Loft Boys - Billy Bootleggers, Nelson St, Newcastle NE1 5AN. 9:00pm. Free.

To the best of our knowledge, details of the above events are correct but may be subject to alteration.

Wednesday, January 07, 2009

That "Je Ne Sais Quoi" - Roly

Our little discourse about Kamuca raises a fundamental point. What are we all looking for from music? It was Kamuca who more than anyone focused my thoughts on what it is I look for from music in general, jazz in particular.
It's nothing to do with technique, cutting edge, originality, excitement, surprise - although all these things are very important.
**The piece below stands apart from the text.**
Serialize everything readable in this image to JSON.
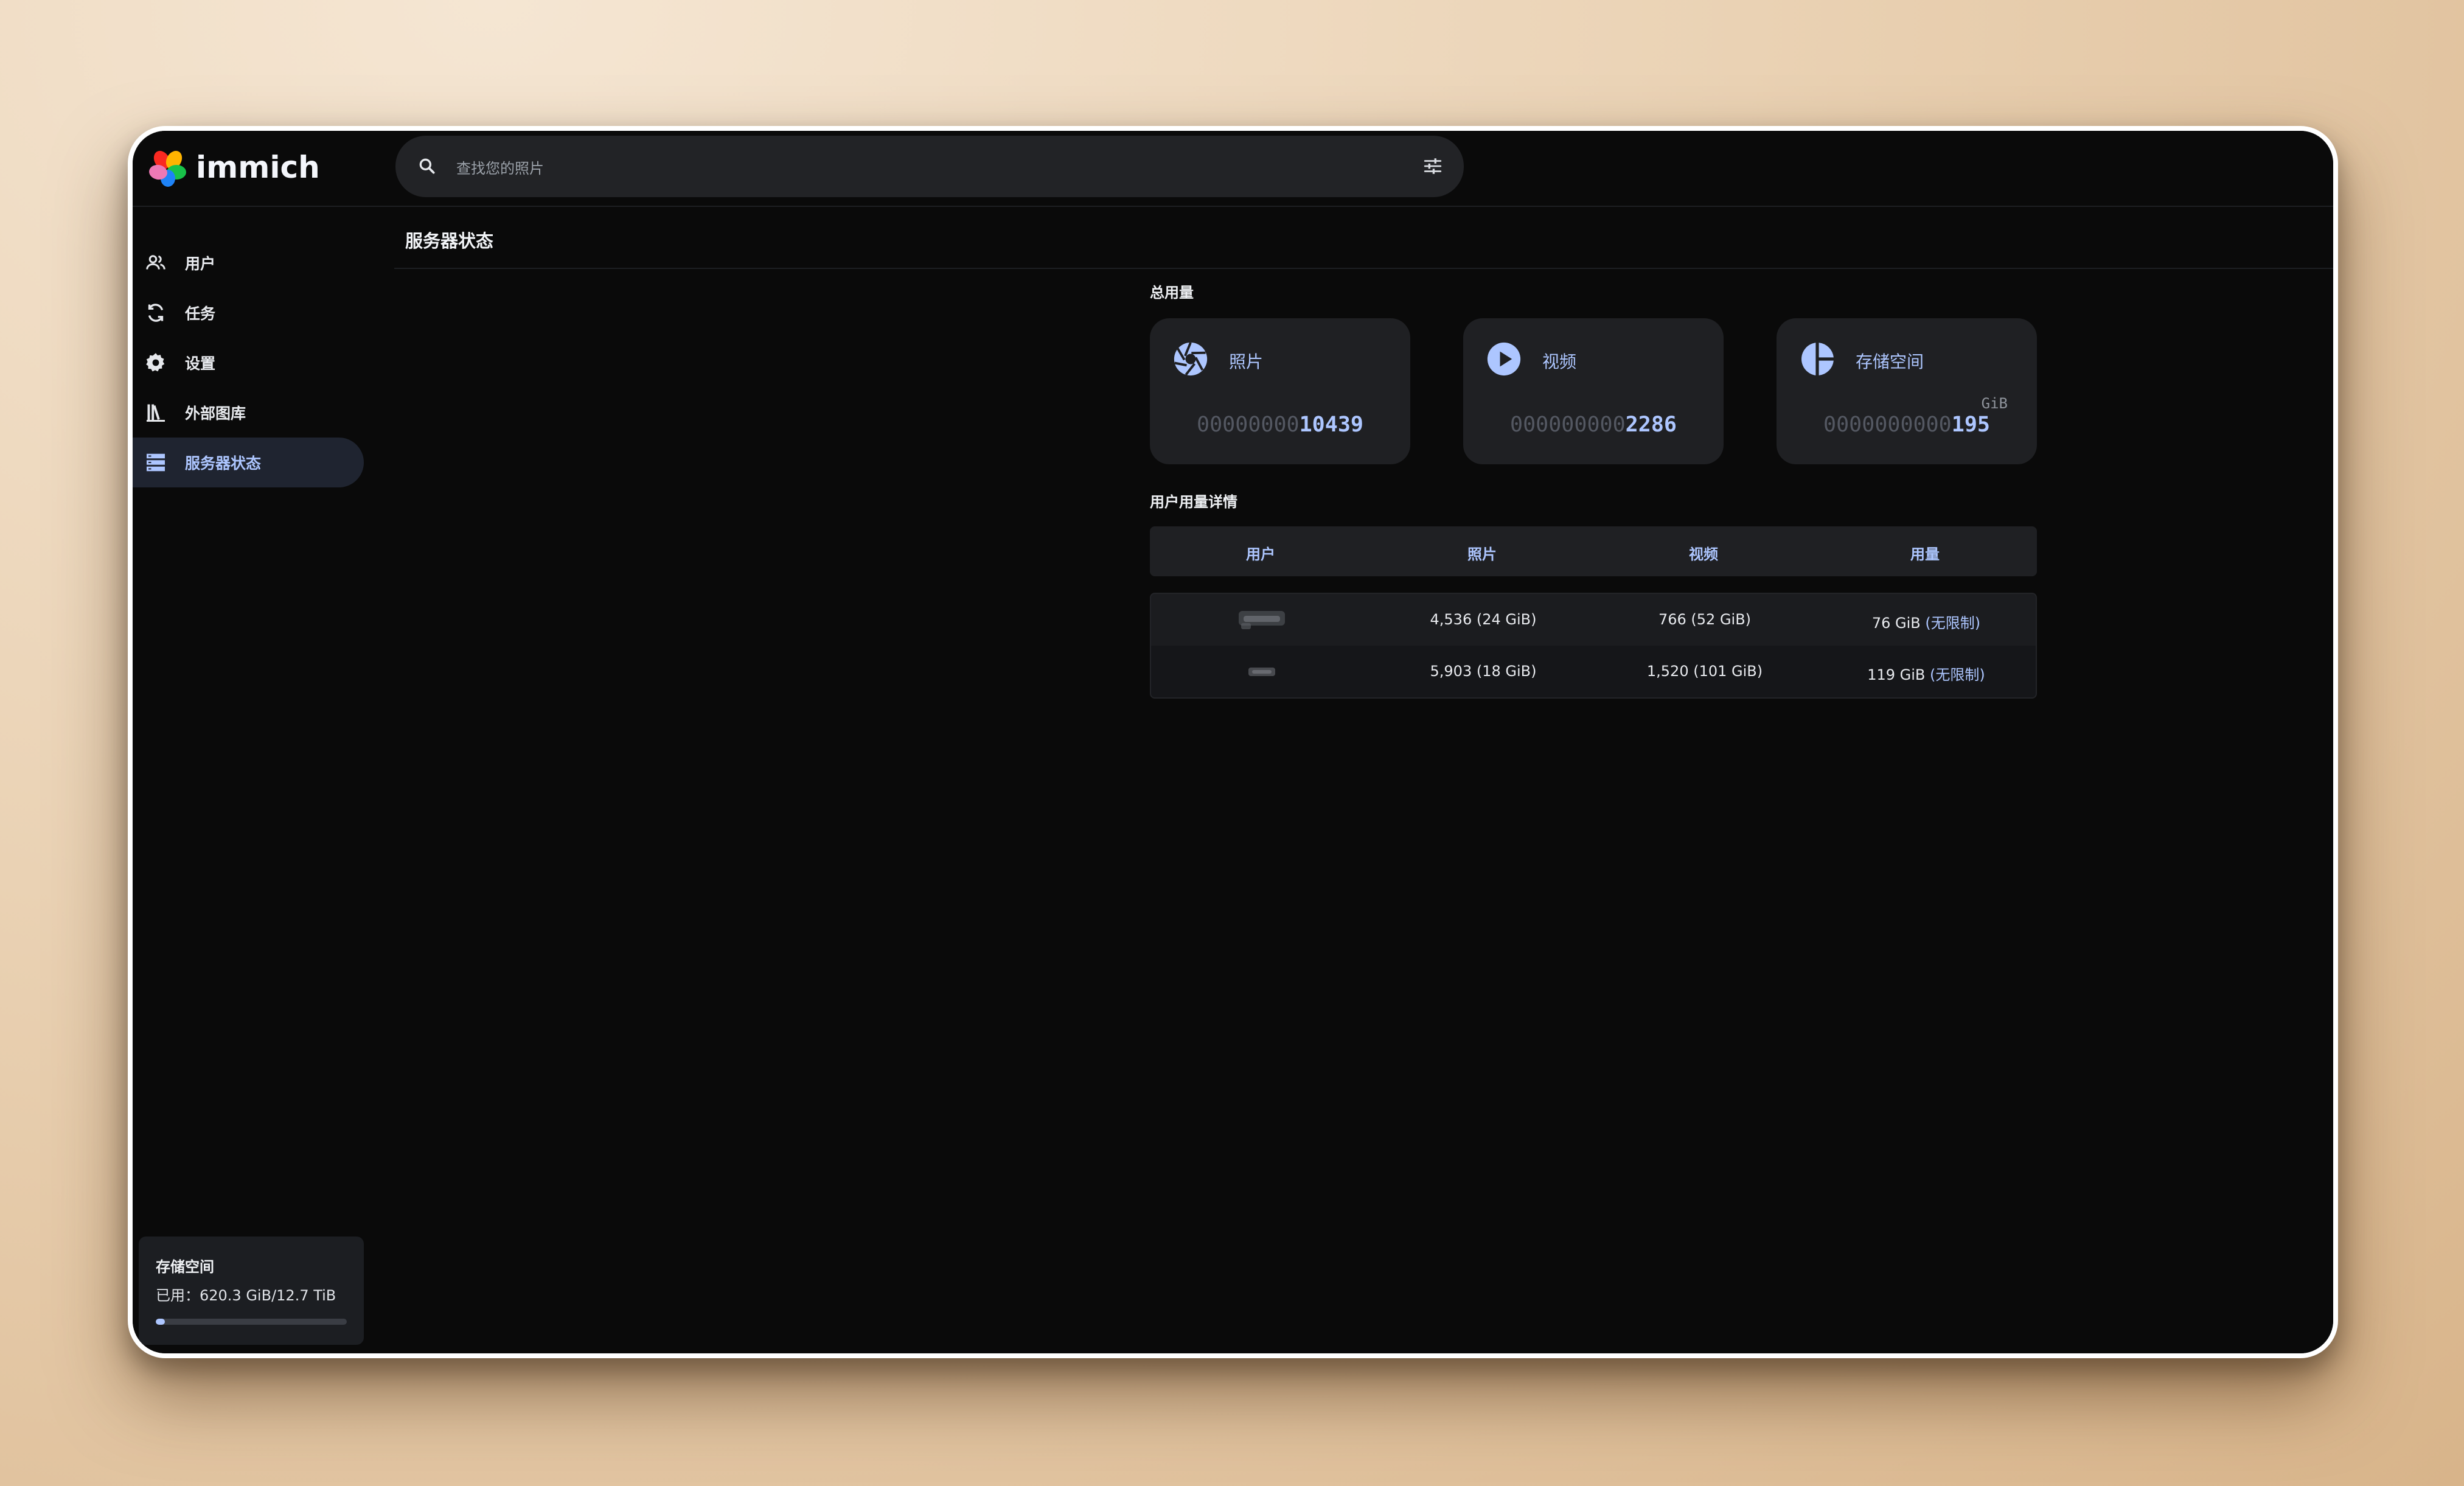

No - it's to do with that mystery something that tugs at your heart strings and maybe even brings a tear.
A very subjective thing no doubt.
In my view there are certain players (a small select group) who have that innate quality and it stems from extreme sensitivity. As a teenager it used to be Buddy Holly, then Sonny Terry/Brownie McGhee and now, Bix, Lady Day, Pres, Bird, Chet, Sinatra, Richie K, Ornette, and I'm presently belatedly 'discovering' Schubert's very touching music. Much as I love the guitar (eg. Jim Hall) and great pianists (eg. Bill Evans) neither the guitar nor piano 'does it' for me. I think it needs to involve human breath so it has to be horn players or singers.
If I had to single out for me the most moving player in all of jazz, I would say Bix!

4 comments :

Lance said...

I couldn’t agree with you more Roly. Although we all have our own list of heroes, the names you mentioned will (or should be) on most peoples’ list.
Reflecting back over the years it occurred to me that, whilst I have been to hundreds - maybe thousands - of gigs and concerts, I could probably count the really great as opposed to the very good on my fingers without needing to use my thumbs.
One moment that did stand out was a Woody Herman concert circa 1967.
I had a dance gig that same night so I could only stay for the first set but there were 16 bars played in that first set that have stayed with me ever since!
Amazingly, it wasn’t “Four Brothers” or “Applehoney” or any of the well known Herman classics that floated my boat but the old Jolson song “Sonny Boy”. If anyone had ever told me I could find anything in that piece of maudlin sentimentality I’d have said “no way Jose.”
Wrong!
Woody sung the chorus pleasantly enough then Carl Fontana raised the bar with a blistering trombone solo before Woody returned to sing the chorus once more. Then – just when we thought it was all over - the ‘sound of surprise’. The brass, with Bill Chase on lead, upped it a full tone higher and practically lifted the roof off the City Hall.
To be corny about it – it was like witnessing ‘Sonny Boy’ growing up!
I had to leave for my gig after that and, for some reason, every solo I played turned into a variation of “Sonny Boy”!
I bought Woody’s LP “My Kind of Jolson” but it wasn’t the same because I knew what was coming - that sound of surprise had gone. The arrangement incidentally was by Ralph Burns.

Lance said...

Further to "most moving player in jazz" I think Ben Webster playing "My Ideal" or Wardell blowing "Easy Living" have to be up there then there is ...

RichardC said...

Great to see Richie Kamuca recognised, he's certainly one of my favourites. As to the wider list, my favourites include Louis Armstrong, obviously, but also Henry Red Allen, J C Higginbotham, Dicky Wells, Irving Fazola, Clifford Brown - and Keith Jarrett

Lance said...

Ah! Irving Fazola. Perhaps one of the most overlooked tunes in jazz is his "My Inspiration". Apart from his own version with the Bob Crosby Band I've only ever heard it done by Alan Barnes although I believe Kenny Davern has also recorded it.
It has one of those descending chromatic runs that always gets to me. The same run, if I remember correctly, turns up in MJQ's "Fontessa".